I has already 'liked' your post about Laura's stepping stones - great stuff and heartwarming to read about not only your progress but also the delightful sights and sounds you experience. I've looked at a 2 yr old post from irishprincess about music and she recommended jog.fm/ - I looked at it, put in my desired pace, narrowed my search by chosen beats per minute and got pages of music that fits the bill. Going through the list and picking out the numbers I already owned took me a while but it would have taken much longer to go though my vast 50 Gb catalogue of music. I've given Laura's 'Stamina' a go and I'll be giving the other two podcasts a go in my next two runs. Then I'll make up my own playlists. Sound editing is a hobby of mine so I'll be volume equalising, cutting, splicing and cross fading to my heart's content to create interval training tracks that really motivate me. 10k? I doubt it. I was offered a double hip replacement due to the state of my osteoarthritis. My aim is to reduce weight and build muscle around the joints to give greater support so I may decide to improve over the years from a pace of 5k rather than 4k in 30 mins. If I ever get there, then I'll work on distance. Many thanks and kind regards - ps it has yet to rain on me - it cannot last!

GoGo_JoJo
GoGo_JoJoModerator

🤔 I found my HR reduced as my runs got longer (unless I'm pushing hard).

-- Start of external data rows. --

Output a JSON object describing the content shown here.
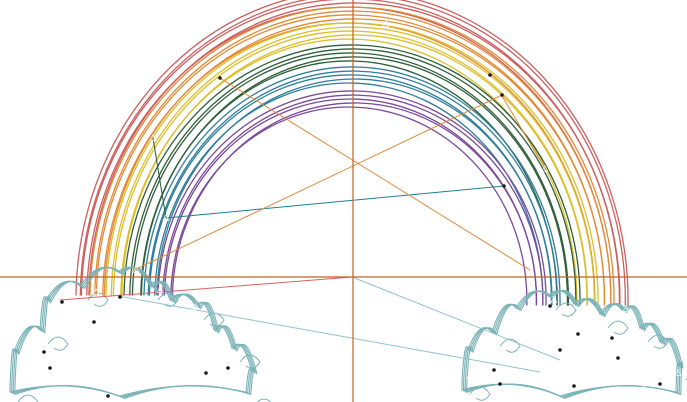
{
  "colors": {
    "background": "#ffffff",
    "crosshair": "#c0651f",
    "red": "#cc5f5f",
    "orange": "#e38a35",
    "yellow": "#dcc02a",
    "green": "#2f5e3a",
    "blue": "#2f7f9c",
    "purple": "#7c4a9a",
    "cloud": "#7ab3b8",
    "guide_teal": "#1f7f96",
    "guide_orange": "#e08a3a",
    "guide_red": "#d9625e",
    "guide_cyan": "#8ec4c8",
    "guide_dark": "#285a3a",
    "marker": "#1a1a1a"
  },
  "rainbow_bands": [
    {
      "name": "red",
      "color_key": "red"
    },
    {
      "name": "orange",
      "color_key": "orange"
    },
    {
      "name": "yellow",
      "color_key": "yellow"
    },
    {
      "name": "green",
      "color_key": "green"
    },
    {
      "name": "blue",
      "color_key": "blue"
    },
    {
      "name": "purple",
      "color_key": "purple"
    }
  ],
  "icons": {
    "triangle_marker": "triangle-marker-icon",
    "dot_marker": "dot-marker-icon"
  }
}
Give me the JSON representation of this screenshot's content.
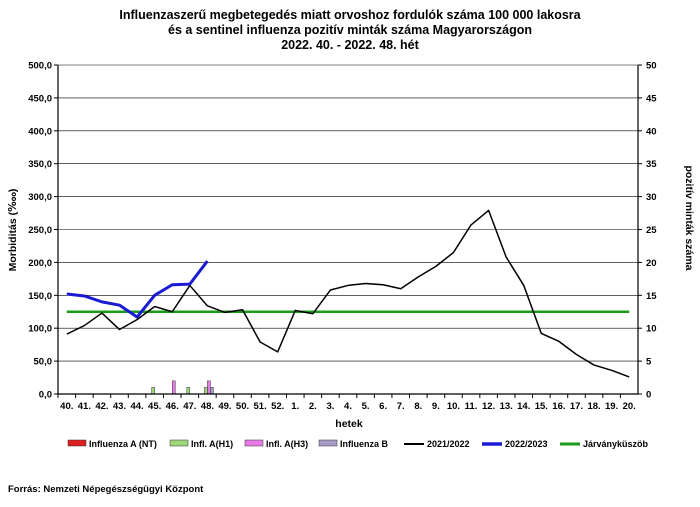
{
  "chart_data": {
    "type": "line",
    "title_lines": [
      "Influenzaszerű megbetegedés miatt orvoshoz fordulók száma 100 000 lakosra",
      "és a sentinel influenza pozitív minták száma Magyarországon",
      "2022. 40. - 2022. 48. hét"
    ],
    "xlabel": "hetek",
    "ylabel_left": "Morbiditás (‱)",
    "ylabel_right": "pozitív minták száma",
    "categories": [
      "40.",
      "41.",
      "42.",
      "43.",
      "44.",
      "45.",
      "46.",
      "47.",
      "48.",
      "49.",
      "50.",
      "51.",
      "52.",
      "1.",
      "2.",
      "3.",
      "4.",
      "5.",
      "6.",
      "7.",
      "8.",
      "9.",
      "10.",
      "11.",
      "12.",
      "13.",
      "14.",
      "15.",
      "16.",
      "17.",
      "18.",
      "19.",
      "20."
    ],
    "ylim_left": [
      0,
      500
    ],
    "ylim_right": [
      0,
      50
    ],
    "left_ticks": [
      "0,0",
      "50,0",
      "100,0",
      "150,0",
      "200,0",
      "250,0",
      "300,0",
      "350,0",
      "400,0",
      "450,0",
      "500,0"
    ],
    "right_ticks": [
      "0",
      "5",
      "10",
      "15",
      "20",
      "25",
      "30",
      "35",
      "40",
      "45",
      "50"
    ],
    "grid": "horizontal-only",
    "legend_position": "bottom",
    "line_series": [
      {
        "name": "2021/2022",
        "color": "#000000",
        "values": [
          91,
          104,
          123,
          98,
          113,
          133,
          125,
          165,
          134,
          124,
          128,
          79,
          64,
          127,
          122,
          158,
          165,
          168,
          166,
          160,
          178,
          194,
          215,
          257,
          279,
          208,
          165,
          92,
          80,
          60,
          44,
          36,
          26
        ]
      },
      {
        "name": "2022/2023",
        "color": "#1a1ad4",
        "values": [
          152,
          149,
          140,
          135,
          117,
          150,
          166,
          167,
          202
        ]
      }
    ],
    "threshold": {
      "name": "Járványküszöb",
      "color": "#1a9c1a",
      "value": 125
    },
    "bar_series": [
      {
        "name": "Influenza A (NT)",
        "color": "#dd1f1f",
        "values": [
          0,
          0,
          0,
          0,
          0,
          0,
          0,
          0,
          0
        ]
      },
      {
        "name": "Infl. A(H1)",
        "color": "#9ed67a",
        "values": [
          0,
          0,
          0,
          0,
          0,
          1,
          0,
          1,
          1
        ]
      },
      {
        "name": "Infl. A(H3)",
        "color": "#e87ae8",
        "values": [
          0,
          0,
          0,
          0,
          0,
          0,
          2,
          0,
          2
        ]
      },
      {
        "name": "Influenza B",
        "color": "#a89cc8",
        "values": [
          0,
          0,
          0,
          0,
          0,
          0,
          0,
          0,
          1
        ]
      }
    ]
  },
  "source": "Forrás: Nemzeti Népegészségügyi Központ"
}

Obviously further weight loss will help.

I believe the calculation of MHR really doesn't fit everyone. I've adjusted my Garmin higher as otherwise I'm probably supposed to have exploded already! 🤣 I use it just as a guide.

Myzinnyboy
Myzinnyboy60minGraduate

With a name like yours you are bound to be well up with the music.! I must confess I enjoy running to my own music, it’s amazing how some songs just lift me up and encourage me to keep going, I’m certainly not a fan of the stepping stones music. It will be a long time before I reach 10 k if ever, but I’m so glad I started C25K . All the best to you, keep moving!